Il primo elemento, *Amaranta*, deriva dal greco *amáranthos* (ἀμάρανθος), “che non appassisce, eterno”. Nella tradizione latina e spagnola, la radice *amar* (amare) è stata arricchita dal suffisso *‑anta*, conferendo al nome un senso di durabilità e di bellezza perpetua. In molte lingue dell’Europa meridionale – in particolare in spagnolo e in portoghese – *Amaranta* è stato usato sin dal Medioevo come nome femminile, spesso associato a figure letterarie e religiose.

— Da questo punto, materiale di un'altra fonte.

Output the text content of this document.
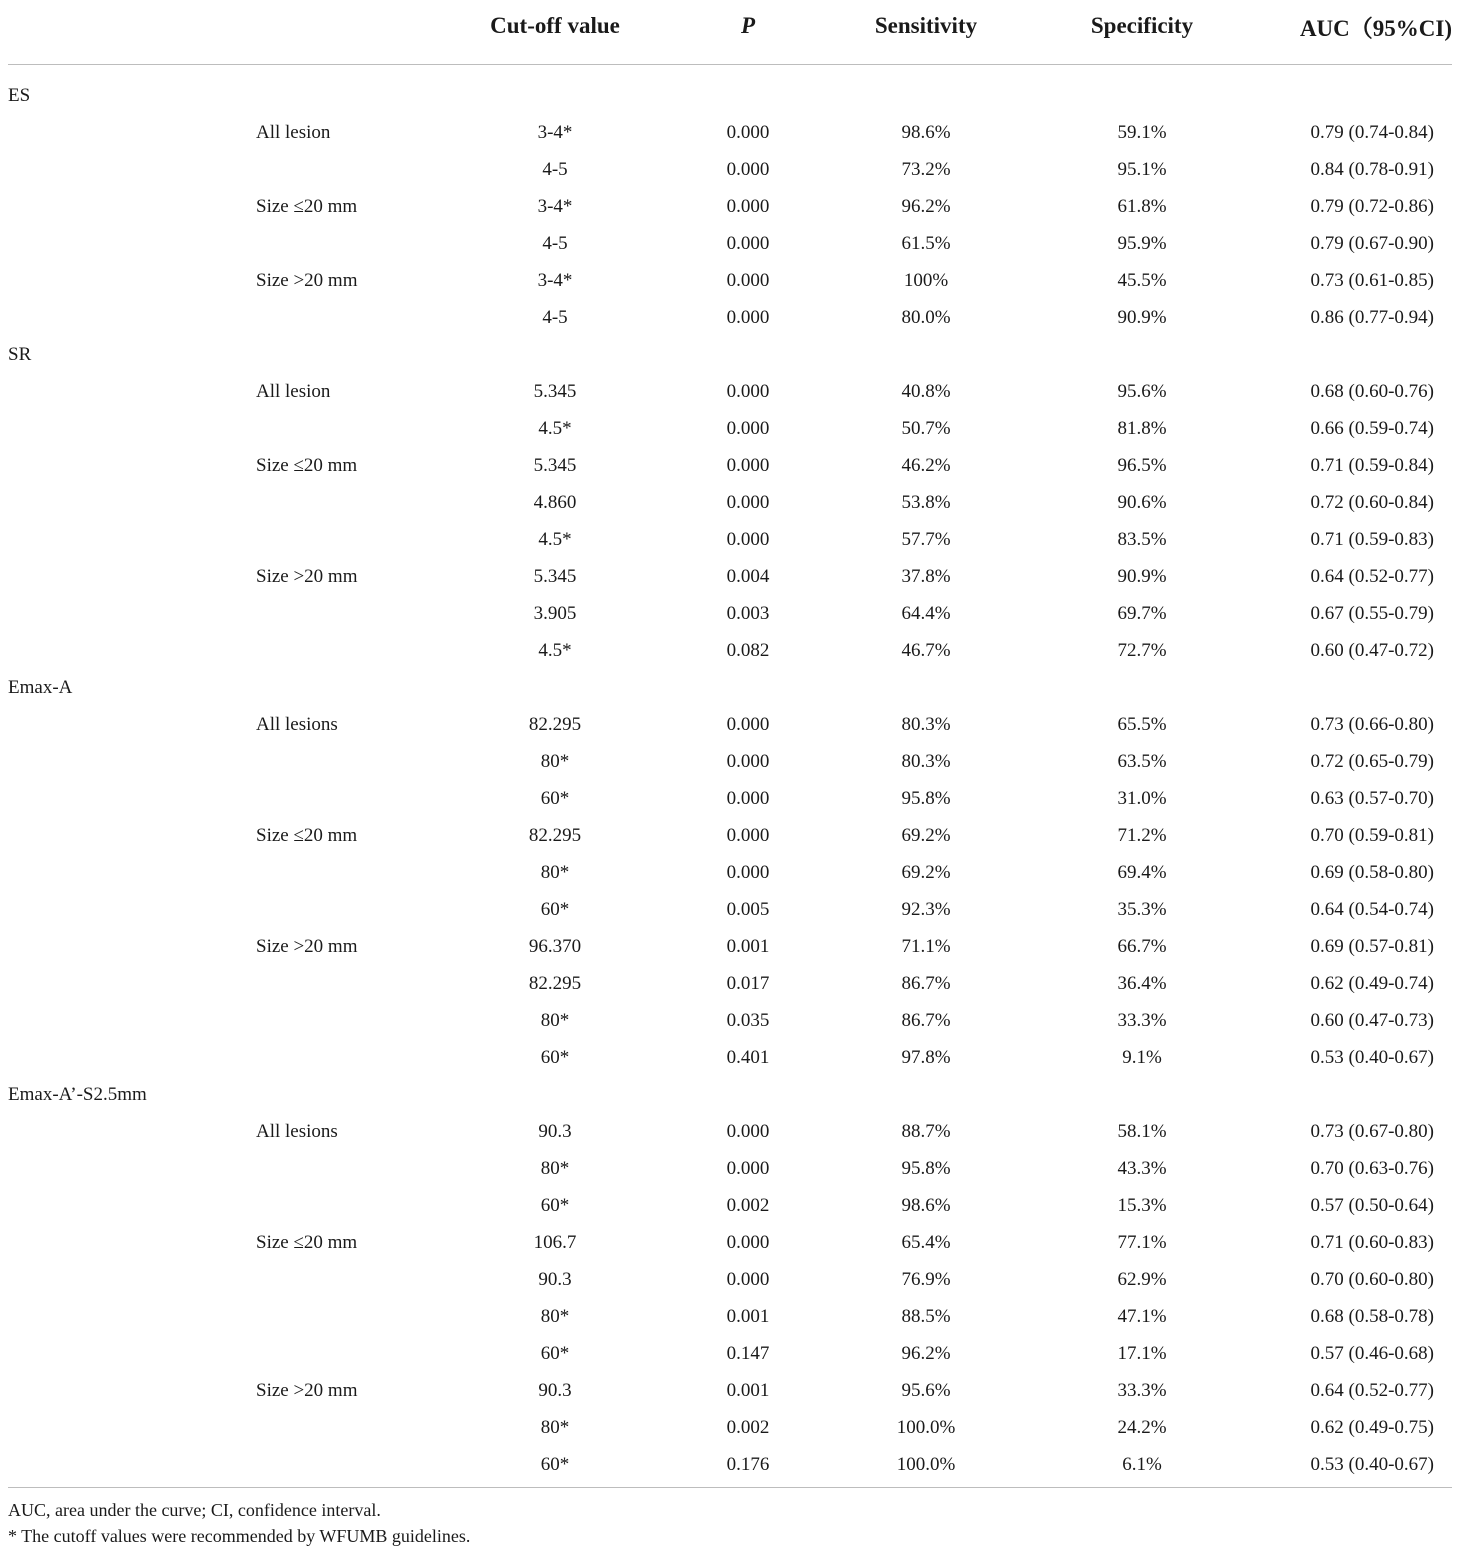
		Cut-off value	P	Sensitivity	Specificity	AUC（95%CI)

ES						
	All lesion	3-4*	0.000	98.6%	59.1%	0.79 (0.74-0.84)
		4-5	0.000	73.2%	95.1%	0.84 (0.78-0.91)
	Size ≤20 mm	3-4*	0.000	96.2%	61.8%	0.79 (0.72-0.86)
		4-5	0.000	61.5%	95.9%	0.79 (0.67-0.90)
	Size >20 mm	3-4*	0.000	100%	45.5%	0.73 (0.61-0.85)
		4-5	0.000	80.0%	90.9%	0.86 (0.77-0.94)
SR						
	All lesion	5.345	0.000	40.8%	95.6%	0.68 (0.60-0.76)
		4.5*	0.000	50.7%	81.8%	0.66 (0.59-0.74)
	Size ≤20 mm	5.345	0.000	46.2%	96.5%	0.71 (0.59-0.84)
		4.860	0.000	53.8%	90.6%	0.72 (0.60-0.84)
		4.5*	0.000	57.7%	83.5%	0.71 (0.59-0.83)
	Size >20 mm	5.345	0.004	37.8%	90.9%	0.64 (0.52-0.77)
		3.905	0.003	64.4%	69.7%	0.67 (0.55-0.79)
		4.5*	0.082	46.7%	72.7%	0.60 (0.47-0.72)
Emax-A						
	All lesions	82.295	0.000	80.3%	65.5%	0.73 (0.66-0.80)
		80*	0.000	80.3%	63.5%	0.72 (0.65-0.79)
		60*	0.000	95.8%	31.0%	0.63 (0.57-0.70)
	Size ≤20 mm	82.295	0.000	69.2%	71.2%	0.70 (0.59-0.81)
		80*	0.000	69.2%	69.4%	0.69 (0.58-0.80)
		60*	0.005	92.3%	35.3%	0.64 (0.54-0.74)
	Size >20 mm	96.370	0.001	71.1%	66.7%	0.69 (0.57-0.81)
		82.295	0.017	86.7%	36.4%	0.62 (0.49-0.74)
		80*	0.035	86.7%	33.3%	0.60 (0.47-0.73)
		60*	0.401	97.8%	9.1%	0.53 (0.40-0.67)
Emax-A’-S2.5mm						
	All lesions	90.3	0.000	88.7%	58.1%	0.73 (0.67-0.80)
		80*	0.000	95.8%	43.3%	0.70 (0.63-0.76)
		60*	0.002	98.6%	15.3%	0.57 (0.50-0.64)
	Size ≤20 mm	106.7	0.000	65.4%	77.1%	0.71 (0.60-0.83)
		90.3	0.000	76.9%	62.9%	0.70 (0.60-0.80)
		80*	0.001	88.5%	47.1%	0.68 (0.58-0.78)
		60*	0.147	96.2%	17.1%	0.57 (0.46-0.68)
	Size >20 mm	90.3	0.001	95.6%	33.3%	0.64 (0.52-0.77)
		80*	0.002	100.0%	24.2%	0.62 (0.49-0.75)
		60*	0.176	100.0%	6.1%	0.53 (0.40-0.67)

AUC, area under the curve; CI, confidence interval.

* The cutoff values were recommended by WFUMB guidelines.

Nel contesto italiano, *Amaranta* non è tra i nomi più diffusi, ma la sua presenza è stata consolidata dall’influenza delle opere letterarie spagnole e dalla diffusione dei classici del Rinascimento in Italia. Nel XIX secolo, grazie all’interesse per il romanticismo e per i miti greci, il nome ha registrato un leggero aumento di utilizzo, soprattutto nelle regioni del Sud e delle isole, dove le tradizioni iberiche hanno avuto maggiore impatto.
Il secondo elemento, *Nina*, è un diminutivo italiano per “bambina” o “piccola”, e si trova in numerose forme di soprannomi o secondi nomi. In Italia, *Nina* è spesso usato come nome proprio a sé stante, ma la combinazione con *Amaranta* si presenta soprattutto come nome composto. Questa struttura riflette la tradizione di unire due termini per creare un nome distintivo e personale, senza alcun riferimento a festeggiamenti o a tratti caratteriali.
In sintesi, *Amaranta Nina* è un nome che unisce la forza eterna dell’eterno greco con la dolcezza italiana del diminutivo, radicandosi in un ricco patrimonio storico e letterario che attraversa più lingue e culture.
Le statistiche per il nome Amaranta Nina in Italia mostrano che c'è stata una sola nascita nel 2023. In generale, il nome Amaranta Nina non è molto comune in Italia, con solo un totale di una nascita registrata fino ad oggi.